5. He spoke to his grandad before accepting his CBE

In 2008, Chiwetel was awarded an OBE. In 2015, he became a CBE. As the child of immigrants from a country that was once colonised by the British Empire, Chiwetel had mixed feelings when offered the titles.

“I spent a lot of time talking to my grandfather in Nigeria,” he says. “I got the OBE while he was still alive. It’s a remarkable [difference] from where he was seeing the world and…where I was seeing the world.” His grandfather had lived under British rule and see Nigeria gain independence in 1960. He saw his grandson’s title as a sign of progress. “To him, that was an achievement and an indicator of safety, more than anything else. Of safety and status…If the Empire in that capacity existed today, I wouldn’t accept any award within the context of empire, but it doesn’t.”

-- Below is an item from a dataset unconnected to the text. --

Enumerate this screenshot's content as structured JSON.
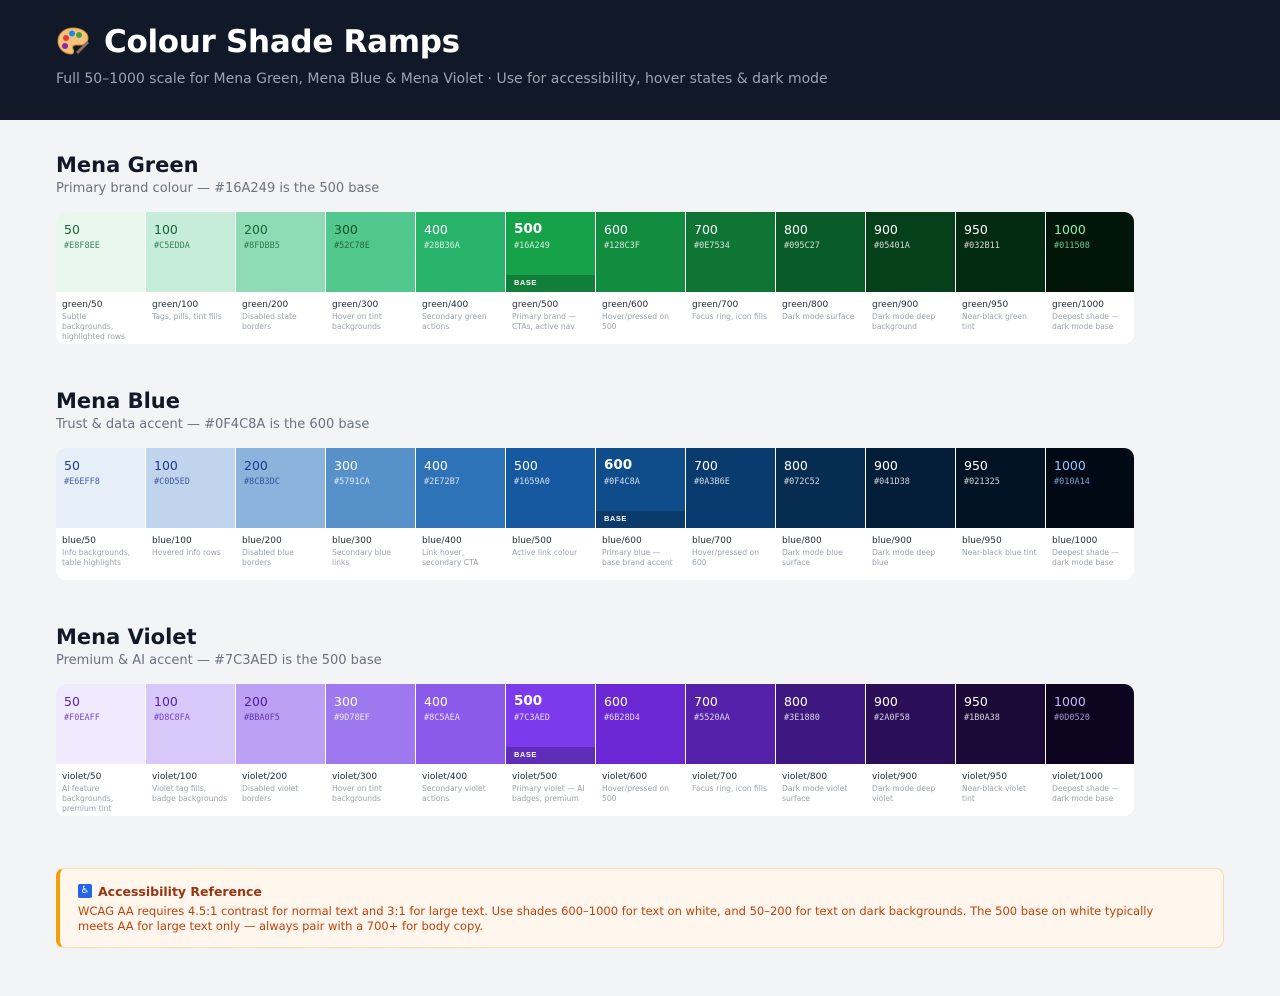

6. Marvel and Shakespeare have a lot in common

The first lead role Chiwetel played on stage was Othello, in 1995, and he won an Olivier for playing the part again in 2008. He has always loved Shakespeare, even as a child. “There are codes for living in Shakespearian text,” he says.

The parallels may not be obvious, but Chiwetel says performing Shakespeare isn’t so different to performing in the Marvel Cinematic Universe (he played Karl Mordo in Doctor Strange). “They’re Shakespearean in their energies and in their stakes,” he says. “I’ve really enjoyed playing in that world. You find yourself with other actors who’ve loved Shakespeare and grown up in a similar way in theatre… Doing scenes in Doctor Strange with Benedict Cumberbatch, and both of us being aware that there is a very Shakespearean undertone to the dynamics and language, I love that.”

7. He wants to reconnect to his young self

Though he laughs at his precocious behaviour when he was younger, at the age of 47 Chiwetel says he’d like to get back into the confident head of that past self. “I want to reconnect with the younger version of myself, where everything is possible; to not lose that spark, that belief that the world is changeable and that you can be part of that change; to not be jaded and allow yourself the freedom of youth, and sometimes the folly of it, and to be bold. Maybe just in bursts.”